1. Incubate the T25 flask at 37°C, 6% CO2, humidified. This is the primary (1°) flask.

Note: 37°C is the appropriate temperature for cell culture of most mammalian species. Other species may require different temperatures. See text for details.

1. Leave the flask undisturbed for 2 to 3 days, then examine the flask for small cell patches under an inverted microscope (there may be only a few patches of 3–10 cells). If a few or no cell patches are seen, replace half the medium and observe again in a few days. If many patches are seen, replace the entire medium.

Note: Alternatively, 0.5cc of the original (conditioned) medium can be left in the flask as it may enhance cell growth.

1. When outgrowth is sufficient the cells must be "passed" to a larger flask (secondary culture, 2°). Remove the medium. Rinse with 2cc of EBSS.

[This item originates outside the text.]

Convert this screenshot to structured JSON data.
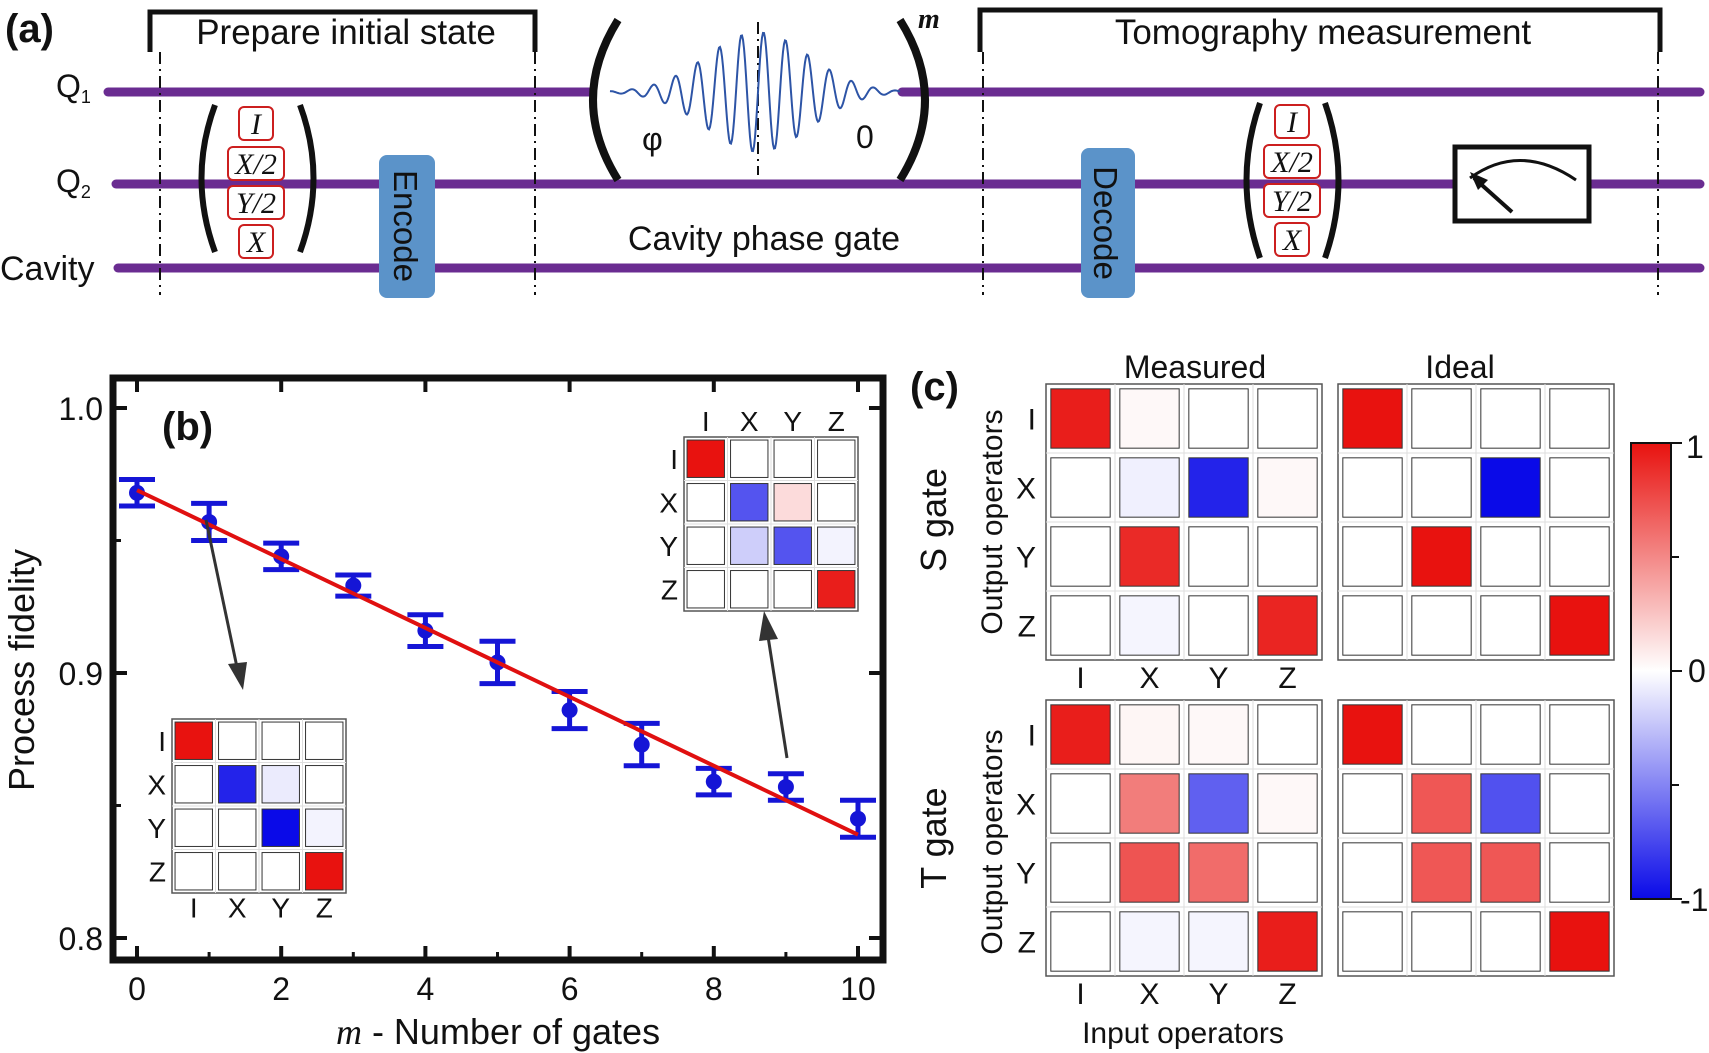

1. Remove EBSS. Add 1cc of trypsin and swirl around flask to coat.Place the flask on a warming tray set at 37° C until cells have detached.

1. Add 10cc of medium to the flask and swirl around to immerse all cells into the medium. Transfer cells and medium to a T75 culture flask. This T75 becomes the 2° flask. Re-feed the 1° culture with 5cc of medium. Incubate both 1° and 2° cultures. Cultures should be checked every other day and fed with medium accordingly.

Note: Cultures may be passed indefinitely and frozen when sufficient numbers of 2° flasks have reached confluency, or harvested for chromosomes when active growth is most evident.